Remember conditioning from earlier? How cues becomes conditioned appetitives or aversives? Well remember that everything in a scenario is being conditioned. If everytime I approach my horse we are in a mindset of seeking appetitives, play, and social care, the horse feels good whenever they are with me – I will become a conditioned appetitive. While if everytime I approach my horse they are in avoidance, fear, rage, or panic I will progressively become conditioned as an aversive (I predict aversive situations). Now if we predict both, sometimes appetitive, sometimes aversive, this is how most things in the world are conditioned. We have very few relationships in our lives that are truly appetitive or truly aversive. Only people you really love or people you really hate, everyone else is somewhere in the middle right? Well where do you want to be with your horse? Everyone can answer that independently, while I assume we all want our horses to love us that might not always be true – some people just want a horse to do a job and relationship doesn’t really matter. That’s ok (not my style, but to each their own).
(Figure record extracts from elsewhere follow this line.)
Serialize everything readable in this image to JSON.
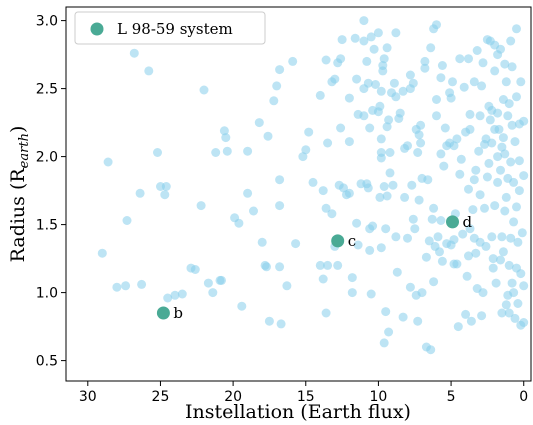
{
  "chart_data": {
    "type": "scatter",
    "xlabel": "Instellation (Earth flux)",
    "ylabel_main": "Radius (R",
    "ylabel_sub": "earth",
    "ylabel_close": ")",
    "xlim": [
      31.5,
      -0.5
    ],
    "ylim": [
      0.35,
      3.1
    ],
    "x_ticks": [
      30,
      25,
      20,
      15,
      10,
      5,
      0
    ],
    "x_tick_labels": [
      "30",
      "25",
      "20",
      "15",
      "10",
      "5",
      "0"
    ],
    "y_ticks": [
      0.5,
      1.0,
      1.5,
      2.0,
      2.5,
      3.0
    ],
    "y_tick_labels": [
      "0.5",
      "1.0",
      "1.5",
      "2.0",
      "2.5",
      "3.0"
    ],
    "legend": {
      "label": "L 98-59 system",
      "position": "top-left"
    },
    "colors": {
      "background_points": "#87ceeb",
      "system_points": "#4aaa95"
    },
    "highlighted": [
      {
        "name": "b",
        "x": 24.8,
        "y": 0.85
      },
      {
        "name": "c",
        "x": 12.8,
        "y": 1.38
      },
      {
        "name": "d",
        "x": 4.9,
        "y": 1.52
      }
    ],
    "background_points": [
      [
        29.0,
        1.29
      ],
      [
        28.6,
        1.96
      ],
      [
        28.0,
        1.04
      ],
      [
        27.4,
        1.05
      ],
      [
        27.3,
        1.53
      ],
      [
        26.8,
        2.76
      ],
      [
        26.4,
        1.73
      ],
      [
        26.3,
        1.06
      ],
      [
        25.8,
        2.63
      ],
      [
        25.2,
        2.03
      ],
      [
        25.0,
        1.78
      ],
      [
        24.6,
        1.78
      ],
      [
        24.7,
        1.72
      ],
      [
        24.5,
        0.96
      ],
      [
        24.0,
        0.98
      ],
      [
        23.5,
        0.99
      ],
      [
        22.9,
        1.18
      ],
      [
        22.6,
        1.17
      ],
      [
        22.2,
        1.64
      ],
      [
        22.0,
        2.49
      ],
      [
        21.7,
        1.07
      ],
      [
        21.4,
        1.0
      ],
      [
        21.2,
        2.03
      ],
      [
        20.9,
        1.09
      ],
      [
        20.8,
        1.09
      ],
      [
        20.6,
        2.19
      ],
      [
        20.5,
        2.14
      ],
      [
        20.4,
        2.04
      ],
      [
        19.9,
        1.55
      ],
      [
        19.6,
        1.51
      ],
      [
        19.4,
        0.9
      ],
      [
        19.0,
        1.73
      ],
      [
        19.0,
        2.04
      ],
      [
        18.6,
        1.6
      ],
      [
        18.2,
        2.25
      ],
      [
        18.0,
        1.37
      ],
      [
        17.8,
        1.2
      ],
      [
        17.7,
        1.19
      ],
      [
        17.6,
        2.15
      ],
      [
        17.5,
        0.79
      ],
      [
        17.2,
        2.41
      ],
      [
        17.0,
        2.52
      ],
      [
        16.8,
        2.64
      ],
      [
        16.8,
        1.64
      ],
      [
        16.8,
        1.83
      ],
      [
        16.8,
        1.19
      ],
      [
        16.7,
        0.77
      ],
      [
        16.3,
        1.05
      ],
      [
        15.9,
        2.7
      ],
      [
        15.7,
        1.36
      ],
      [
        15.2,
        2.0
      ],
      [
        15.0,
        2.05
      ],
      [
        14.8,
        2.18
      ],
      [
        14.5,
        1.81
      ],
      [
        14.0,
        2.45
      ],
      [
        14.0,
        1.2
      ],
      [
        13.8,
        1.1
      ],
      [
        13.8,
        1.75
      ],
      [
        13.6,
        0.85
      ],
      [
        13.6,
        2.71
      ],
      [
        13.6,
        1.62
      ],
      [
        13.5,
        2.1
      ],
      [
        13.5,
        1.2
      ],
      [
        13.2,
        2.55
      ],
      [
        13.2,
        1.58
      ],
      [
        13.0,
        2.57
      ],
      [
        13.0,
        1.34
      ],
      [
        12.8,
        2.69
      ],
      [
        12.8,
        1.2
      ],
      [
        12.7,
        1.79
      ],
      [
        12.6,
        2.21
      ],
      [
        12.6,
        2.72
      ],
      [
        12.5,
        2.86
      ],
      [
        12.4,
        1.77
      ],
      [
        12.2,
        1.72
      ],
      [
        12.0,
        2.43
      ],
      [
        12.0,
        1.73
      ],
      [
        12.0,
        2.11
      ],
      [
        11.8,
        1.0
      ],
      [
        11.8,
        1.11
      ],
      [
        11.6,
        2.87
      ],
      [
        11.5,
        2.57
      ],
      [
        11.5,
        1.51
      ],
      [
        11.4,
        2.31
      ],
      [
        11.4,
        1.35
      ],
      [
        11.2,
        1.8
      ],
      [
        11.0,
        2.5
      ],
      [
        11.0,
        2.3
      ],
      [
        11.0,
        2.85
      ],
      [
        11.0,
        3.0
      ],
      [
        10.8,
        1.8
      ],
      [
        10.8,
        2.7
      ],
      [
        10.7,
        1.77
      ],
      [
        10.7,
        2.54
      ],
      [
        10.6,
        1.31
      ],
      [
        10.6,
        1.47
      ],
      [
        10.6,
        2.21
      ],
      [
        10.5,
        2.88
      ],
      [
        10.5,
        0.99
      ],
      [
        10.4,
        2.34
      ],
      [
        10.4,
        1.49
      ],
      [
        10.3,
        2.79
      ],
      [
        10.2,
        2.53
      ],
      [
        10.0,
        2.33
      ],
      [
        10.0,
        2.91
      ],
      [
        9.9,
        1.7
      ],
      [
        9.9,
        2.37
      ],
      [
        9.8,
        2.48
      ],
      [
        9.8,
        2.13
      ],
      [
        9.8,
        1.99
      ],
      [
        9.8,
        1.33
      ],
      [
        9.8,
        2.03
      ],
      [
        9.7,
        2.63
      ],
      [
        9.7,
        2.67
      ],
      [
        9.6,
        0.63
      ],
      [
        9.6,
        2.72
      ],
      [
        9.6,
        1.78
      ],
      [
        9.5,
        1.47
      ],
      [
        9.5,
        0.86
      ],
      [
        9.4,
        2.22
      ],
      [
        9.4,
        2.8
      ],
      [
        9.4,
        1.71
      ],
      [
        9.3,
        0.71
      ],
      [
        9.3,
        2.27
      ],
      [
        9.2,
        2.03
      ],
      [
        9.2,
        1.88
      ],
      [
        9.1,
        2.47
      ],
      [
        9.0,
        1.79
      ],
      [
        8.9,
        2.54
      ],
      [
        8.8,
        2.91
      ],
      [
        8.8,
        2.44
      ],
      [
        8.8,
        1.41
      ],
      [
        8.7,
        1.15
      ],
      [
        8.6,
        2.28
      ],
      [
        8.5,
        2.32
      ],
      [
        8.3,
        2.48
      ],
      [
        8.3,
        0.82
      ],
      [
        8.2,
        2.06
      ],
      [
        8.2,
        1.7
      ],
      [
        8.0,
        2.08
      ],
      [
        8.0,
        1.4
      ],
      [
        7.8,
        2.6
      ],
      [
        7.8,
        1.04
      ],
      [
        7.8,
        2.5
      ],
      [
        7.7,
        1.79
      ],
      [
        7.6,
        1.54
      ],
      [
        7.6,
        2.54
      ],
      [
        7.5,
        1.47
      ],
      [
        7.4,
        0.98
      ],
      [
        7.4,
        2.2
      ],
      [
        7.3,
        0.79
      ],
      [
        7.3,
        2.03
      ],
      [
        7.2,
        2.16
      ],
      [
        7.2,
        1.68
      ],
      [
        7.1,
        2.23
      ],
      [
        7.1,
        2.1
      ],
      [
        7.0,
        1.84
      ],
      [
        7.0,
        1.0
      ],
      [
        6.8,
        2.7
      ],
      [
        6.8,
        2.65
      ],
      [
        6.7,
        1.26
      ],
      [
        6.7,
        0.6
      ],
      [
        6.6,
        1.83
      ],
      [
        6.5,
        1.38
      ],
      [
        6.4,
        0.58
      ],
      [
        6.4,
        2.8
      ],
      [
        6.3,
        1.54
      ],
      [
        6.2,
        1.62
      ],
      [
        6.2,
        2.94
      ],
      [
        6.2,
        1.08
      ],
      [
        6.1,
        1.34
      ],
      [
        6.0,
        2.3
      ],
      [
        6.0,
        2.97
      ],
      [
        6.0,
        2.42
      ],
      [
        5.9,
        1.41
      ],
      [
        5.8,
        1.3
      ],
      [
        5.7,
        2.58
      ],
      [
        5.7,
        2.02
      ],
      [
        5.7,
        1.53
      ],
      [
        5.6,
        2.67
      ],
      [
        5.6,
        1.23
      ],
      [
        5.5,
        1.93
      ],
      [
        5.4,
        2.21
      ],
      [
        5.3,
        2.08
      ],
      [
        5.3,
        1.36
      ],
      [
        5.1,
        2.47
      ],
      [
        5.1,
        2.1
      ],
      [
        5.0,
        2.43
      ],
      [
        5.0,
        1.35
      ],
      [
        4.9,
        2.55
      ],
      [
        4.8,
        1.21
      ],
      [
        4.8,
        2.08
      ],
      [
        4.8,
        1.39
      ],
      [
        4.7,
        1.58
      ],
      [
        4.6,
        1.21
      ],
      [
        4.6,
        2.13
      ],
      [
        4.5,
        0.75
      ],
      [
        4.4,
        1.87
      ],
      [
        4.4,
        2.72
      ],
      [
        4.3,
        1.98
      ],
      [
        4.2,
        1.43
      ],
      [
        4.1,
        2.51
      ],
      [
        4.0,
        0.84
      ],
      [
        4.0,
        2.18
      ],
      [
        3.9,
        1.12
      ],
      [
        3.8,
        1.27
      ],
      [
        3.8,
        1.76
      ],
      [
        3.8,
        2.72
      ],
      [
        3.7,
        2.2
      ],
      [
        3.7,
        2.31
      ],
      [
        3.7,
        1.47
      ],
      [
        3.6,
        0.79
      ],
      [
        3.5,
        1.61
      ],
      [
        3.4,
        2.55
      ],
      [
        3.4,
        1.4
      ],
      [
        3.4,
        1.83
      ],
      [
        3.3,
        1.29
      ],
      [
        3.3,
        1.9
      ],
      [
        3.2,
        2.78
      ],
      [
        3.2,
        1.03
      ],
      [
        3.1,
        2.04
      ],
      [
        3.0,
        1.72
      ],
      [
        3.0,
        2.3
      ],
      [
        3.0,
        1.37
      ],
      [
        2.9,
        0.83
      ],
      [
        2.9,
        2.52
      ],
      [
        2.8,
        2.69
      ],
      [
        2.8,
        1.0
      ],
      [
        2.7,
        1.62
      ],
      [
        2.7,
        2.09
      ],
      [
        2.6,
        2.13
      ],
      [
        2.6,
        1.34
      ],
      [
        2.5,
        1.85
      ],
      [
        2.5,
        2.86
      ],
      [
        2.4,
        2.37
      ],
      [
        2.4,
        1.95
      ],
      [
        2.3,
        2.27
      ],
      [
        2.3,
        2.85
      ],
      [
        2.2,
        1.41
      ],
      [
        2.2,
        2.1
      ],
      [
        2.2,
        2.34
      ],
      [
        2.1,
        1.25
      ],
      [
        2.1,
        1.18
      ],
      [
        2.0,
        2.2
      ],
      [
        2.0,
        1.64
      ],
      [
        2.0,
        2.63
      ],
      [
        2.0,
        2.82
      ],
      [
        1.9,
        1.07
      ],
      [
        1.8,
        2.75
      ],
      [
        1.8,
        1.81
      ],
      [
        1.8,
        2.32
      ],
      [
        1.8,
        2.0
      ],
      [
        1.7,
        2.2
      ],
      [
        1.6,
        1.24
      ],
      [
        1.6,
        1.9
      ],
      [
        1.6,
        2.79
      ],
      [
        1.5,
        0.85
      ],
      [
        1.5,
        1.41
      ],
      [
        1.5,
        2.07
      ],
      [
        1.4,
        1.3
      ],
      [
        1.4,
        2.42
      ],
      [
        1.4,
        2.14
      ],
      [
        1.3,
        2.02
      ],
      [
        1.3,
        1.6
      ],
      [
        1.3,
        2.68
      ],
      [
        1.2,
        1.7
      ],
      [
        1.2,
        0.91
      ],
      [
        1.2,
        2.55
      ],
      [
        1.1,
        0.98
      ],
      [
        1.1,
        1.84
      ],
      [
        1.1,
        2.3
      ],
      [
        1.0,
        1.2
      ],
      [
        1.0,
        2.39
      ],
      [
        1.0,
        0.85
      ],
      [
        0.9,
        1.4
      ],
      [
        0.9,
        2.85
      ],
      [
        0.9,
        1.96
      ],
      [
        0.8,
        2.23
      ],
      [
        0.8,
        1.07
      ],
      [
        0.8,
        2.66
      ],
      [
        0.7,
        1.52
      ],
      [
        0.7,
        1.81
      ],
      [
        0.7,
        1.0
      ],
      [
        0.6,
        2.11
      ],
      [
        0.6,
        0.81
      ],
      [
        0.5,
        1.18
      ],
      [
        0.5,
        2.44
      ],
      [
        0.5,
        1.63
      ],
      [
        0.5,
        2.94
      ],
      [
        0.4,
        0.92
      ],
      [
        0.4,
        1.37
      ],
      [
        0.3,
        1.97
      ],
      [
        0.3,
        2.24
      ],
      [
        0.3,
        1.75
      ],
      [
        0.2,
        1.14
      ],
      [
        0.2,
        2.55
      ],
      [
        0.2,
        0.76
      ],
      [
        0.1,
        1.44
      ],
      [
        0.0,
        1.05
      ],
      [
        0.0,
        1.86
      ],
      [
        0.0,
        0.78
      ],
      [
        0.0,
        2.26
      ]
    ]
  }
}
Ok, so now comes an emergency. There are a number of more positive ways to over come an emergency and a number of aversive ways. Both work, some work better than others and sometimes we just don’t have a damn choice! We do what we must for the health and safety of everyone involved. More on this here: https://empoweredequines.com/2019/11/26/dealing-with-emergencies/

But how does our conditioning (or relationship) effect these emergencies? We call this concept an emergency piggy bank. If our relationship is extremely positively conditioned this means I have a lot of money in my relationship bank account. If I’m 100% awesome to my horse. Then something awful happens, a vet emergency, everyone struggles, fights happen, aversives are spilled everywhere! but the next day comes and my horse looks at me… Now I’m not 100% awesome. But maybe now, I’m only 60% awesome, I’ve taken a big deduction from my bank account. Now if I use a mix of appetitives and aversives, my conditioning is mixed, my relationship is 50% appetitive, 50% aversive, now we have our emergency the same as before. While before I was only knocked down to 60%, now I’m knocked down to 10%. Our relationship is tragically damaged. We’ve lost a lot.

I know this is an overwhelming amount to take in. But consider these thoughts as you approach your horse and ask yourself how you really want to be conditioned.